Unfortunately for Cal, the rains decided to come right as he was getting into his second track. The DJ had gotten the crowd gathered by the river stage in a hype with Jumpman by Drake, but the weather caused his microphone to lose power. With the technical difficulties, I tried to make my way back to see if the same fate had befallen the Neighborhood, but they had finished their set.
With the rain dying down, I went back to see if the other stage had remedied their problems. No equipment was necessary because they settled on using an Aux cord and iPhone! Cal rapped over his studio produced tracks. It's awesome to see an artist who does whatever it takes to put on a show for the people gathered to listen to their style. Then he straight killed it, crowd mobbing and thrashing. It ended with Cal throwing himself into the crowd to surf as he dropped the mic. Truly a cool scene.
Next it was time to set up for a bucket list artist of mine -- Big Boi from Outkast, who has hooked up with the techno wizardry of Phantogram. Before that could happen though, I soaked up an hour of G. Love and the Special Sauce. The funky band gets everyone feeling a good vibe and positive mind change after being rained on.
Then I army marched myself to get a good seat for Big Grams. The attendants on stage teased the crowd several times by raising and lowering the plastic covers on the equipment as the rain struck again. But then the sun came out, the light structure went up, and Big Grams came out to thunderous applause. Almost immediately, they raised the bar. Donning a Red Cincinnati hat, Big Boi won over the crowd with deep, low beats, a smooth delivery, and the melodic voice of Sarah Barthel. They went through their record released earlier in the year, hitting all the songs on my personal checklist, and then gave us a sing-along to "Ms. Jackson."
Umphrey McGee, Grizfolk, and Diarrhea Planet did not really blow me away. Granted they are on lower level than the remaining musical acts, but did give some gusto. Umphrey McGee had the best overall performance, but they all paled in comparison to the last two acts of the night.
The sun went down, the lights come on, and the crowd had amassed to see a true O.G, the heart of the Gangsta rap era, Ice Cube. Earlier in the day I had overheard a 20-year old worker telling someone that he didn't even know Ice Cube rapped. All I can hope is that the young man was able to see what went down. It was as if Ice Cube had gone through a time machine to when he was banned from performing in Cincinnati in 1989. He brought all that pent-up angst, anger, and energy back to form. It wasn't all of NWA because MC Wren had to cancel his appearance due to a death in the family, but we were treated to seeing his son come out and go back and forth for a track. Then it was down through the NWA tracks that Cube rapped on, and the crowd filled in all the blanks. F*** the Police complete with middle fingers in the air? Check. 1989? Check. Straight outta Compton? Check. Back in too it, check. He brought it all and showed that when it comes to stage presence and pure energy, none can compare to a fully invested Ice Cube.
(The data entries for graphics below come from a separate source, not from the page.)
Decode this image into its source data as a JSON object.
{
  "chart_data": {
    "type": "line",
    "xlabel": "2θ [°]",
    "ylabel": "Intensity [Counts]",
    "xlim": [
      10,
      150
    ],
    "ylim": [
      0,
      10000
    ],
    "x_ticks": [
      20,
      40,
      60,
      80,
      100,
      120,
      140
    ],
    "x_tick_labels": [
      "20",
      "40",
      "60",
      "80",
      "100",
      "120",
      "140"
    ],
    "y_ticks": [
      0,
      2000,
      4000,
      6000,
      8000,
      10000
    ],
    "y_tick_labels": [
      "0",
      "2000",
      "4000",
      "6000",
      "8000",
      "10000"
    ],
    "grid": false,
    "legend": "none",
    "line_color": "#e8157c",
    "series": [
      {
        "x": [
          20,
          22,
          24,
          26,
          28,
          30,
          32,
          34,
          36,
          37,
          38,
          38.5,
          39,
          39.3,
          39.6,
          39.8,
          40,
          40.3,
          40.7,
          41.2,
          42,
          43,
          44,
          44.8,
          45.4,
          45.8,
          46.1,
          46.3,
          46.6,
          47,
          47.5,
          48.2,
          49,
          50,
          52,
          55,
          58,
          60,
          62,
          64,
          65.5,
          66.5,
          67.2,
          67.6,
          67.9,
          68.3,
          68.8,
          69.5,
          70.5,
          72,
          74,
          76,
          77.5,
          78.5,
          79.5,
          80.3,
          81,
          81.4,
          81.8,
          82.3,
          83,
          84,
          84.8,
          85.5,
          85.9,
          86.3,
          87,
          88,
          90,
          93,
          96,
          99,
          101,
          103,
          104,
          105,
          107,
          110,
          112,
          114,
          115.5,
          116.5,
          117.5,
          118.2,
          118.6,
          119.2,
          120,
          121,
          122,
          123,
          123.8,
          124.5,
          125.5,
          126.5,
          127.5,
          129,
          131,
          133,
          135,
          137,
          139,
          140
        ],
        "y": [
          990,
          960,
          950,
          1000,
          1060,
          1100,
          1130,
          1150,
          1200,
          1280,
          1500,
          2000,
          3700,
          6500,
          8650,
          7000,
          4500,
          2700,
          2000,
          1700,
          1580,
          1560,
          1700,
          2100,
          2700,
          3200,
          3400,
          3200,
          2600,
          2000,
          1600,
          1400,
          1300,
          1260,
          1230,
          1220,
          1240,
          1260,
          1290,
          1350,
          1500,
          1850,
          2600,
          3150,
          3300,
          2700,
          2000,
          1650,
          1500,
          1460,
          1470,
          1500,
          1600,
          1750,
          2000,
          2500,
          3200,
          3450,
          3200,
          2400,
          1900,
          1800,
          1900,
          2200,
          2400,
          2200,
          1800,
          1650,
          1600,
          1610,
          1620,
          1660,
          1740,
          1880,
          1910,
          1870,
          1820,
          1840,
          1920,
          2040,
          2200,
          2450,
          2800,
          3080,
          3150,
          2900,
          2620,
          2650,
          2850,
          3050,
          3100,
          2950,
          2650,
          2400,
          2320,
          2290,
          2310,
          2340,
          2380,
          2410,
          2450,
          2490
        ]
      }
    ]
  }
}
Which leads to the craziest, loudest, most mesmerizing stage show my eyes have ever seen. Deadmaus! WOW! They had the loudest beat drops, lights coordinated with the music, and a beat that grabs you and compels you to dance. The iconic mouse head had glowing eyes, akin to being a bug zapper that draws us closer. He moved frantically from soundboard to switch, all to keep the beat moving until the next change in rhythm. The chaos was organized and catchy. Each trail he made with new sounds led to more people throwing their hands up and sitting on each other's shoulders. Glow sticks and beach balls were flying; all of it continuously building until the lights go went for the night.
With the long day over, and my shoes soaked in mud, I headed home to rest up for the flower children that will surely be enveloping the area for Florence and the Machine. After having run my ears through the heavy bass drops today, I will welcome her siren voice to close down a truly epic weekend.